Since the beginning of the holy month of Ramadhan the Bahraini Revolution has escalated dramatically. At least 25 demonstrations have taken place every day and night with one clear message: The people want regime change. Chanting like “Down with Hamad” has become the standard slogan uttered by the men and women participating in those protests.
The regime’s brutality has also not diminished. The use of chemical gases has intensified dramatically in the past three weeks. While the zeal of the people has intensified, the regime’s repression knows no bounds. Makeshift clinics in towns and villages have offered first aid to the victims who fear for their life to go to the main hospital at Salmaniya which is run by the military. Many observers believe that the situation has reached the point of no-return. The Alkhalifa regime is doomed as the people unanimously refuse to accept to be ruled by tribal hereditary dictatorship. Neither side is in a mood to compromise or engage in any form of dialogue. The hostilities have become so entrenched in the public domain that it is hard to imagine any kind of reconciliation between the two sides.

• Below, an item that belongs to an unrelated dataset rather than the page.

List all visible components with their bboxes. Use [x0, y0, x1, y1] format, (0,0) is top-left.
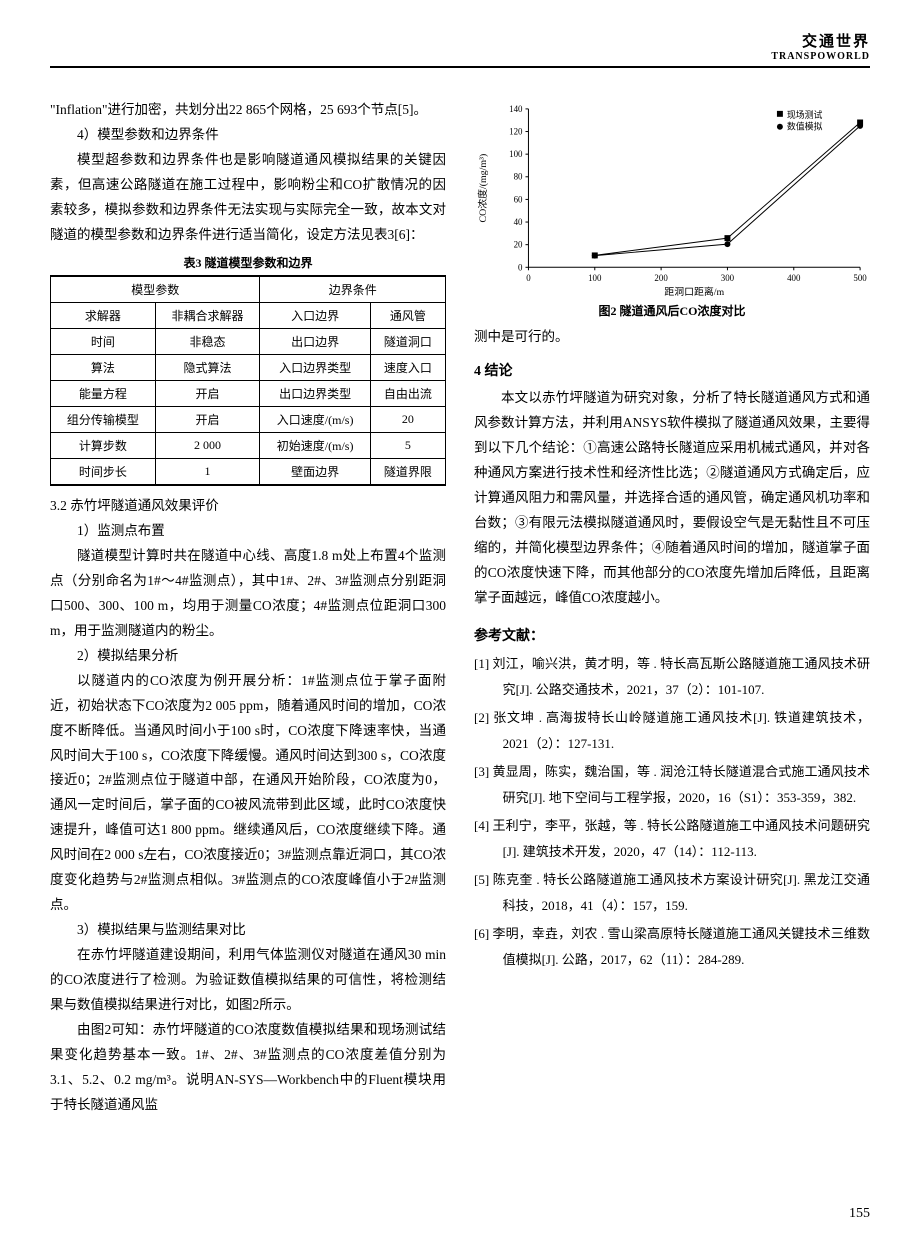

The Alkhalifa have lost the opportunity to retain any degree of power. They have reduced their choices to one; crushing the people to the ground with no compromise. On 23rd July Amnesty International called on the Alkhalifa to release all political prisoners: Bahrain must release all prisoners of conscience immediately and without conditions, Amnesty, ahead of appeals in the cases of a prominent human rights activist and a group of medical workers. Yet the regime deferred the case of Nabeel Rajab for another session in September. “The charade of justice has gone on too long in Bahrain, and all prisoners of conscience must be set free immediately and unconditionally before these appeals take place,” said Hassiba Hadj Sahraoui, Amnesty International’s Middle East and North Africa Deputy Programme Director.
“All convictions against them should be quashed.”
Nine months ago the Bissiouni report also recommended that these prisoners be released. None of the serious recommendations of the report has been implemented.
In another development, Bahraini Pro-democracy activists received the malware in Washington, London and Manama, the capital of Bahrain, the Persian Gulf kingdom that has been gripped by tension since a crackdown on protests last year.
Researchers believe they’ve identified copies of FinFisher, (a spyware sold by U.K.- based Gamma Group) based on an examination of malicious software e-mailed to Bahraini activists, they say. Their research, which is being published today by the University of Toronto Munk School of Global Affairs’ Citizen Lab, is based on five different e-mails obtained by Bloomberg News from people targeted by the malware.
On Monday 23rd July The Times newspaper published a one page article about Bahrain titled “Police ‘dodge security clean-up by torturing detainees at secret sites” highlighting the tactics adopted by the regime in its repression of activists.
The detainees whose number now exceeds 1200 are now facing severe crackdown. At the Dry Dock Prison detainees have been attacked at the middle of the night as a means of intimidation and repression. The cooling system has been switched off intermittently and the detainees have been subjected to more torture and beating.
Iran has demanded that the Revolution in Bahrain be listed on the agenda of an emergency meeting of the Organisation of Islamic Cooperation called for by Saudi Arabia next week. This is a serious moral challenge to the Saudis whose forces are still occupying Bahrain and which is deeply involved in supporting the armed militias fighting in Syria. The discussion must not be confined to the events of one particular country. The Saudis are reported to have used extensive torture against a prominent scholar, Sheikh Nimr Al Nimr, who was arrested two weeks ago. Demonstrations have erupted in several towns of the Eastern Province of Saudi Arabia with more injuries and arrests.
As the London Olympics have been bogged down by the attendance of a notorious torturer; Nasser bin Hamad Alkhalifa, around 140 buses have carried an advert about the serious human rights crisis for everyone to read. It has shaken the regime to its core as people in the streets in London were shocked by those images.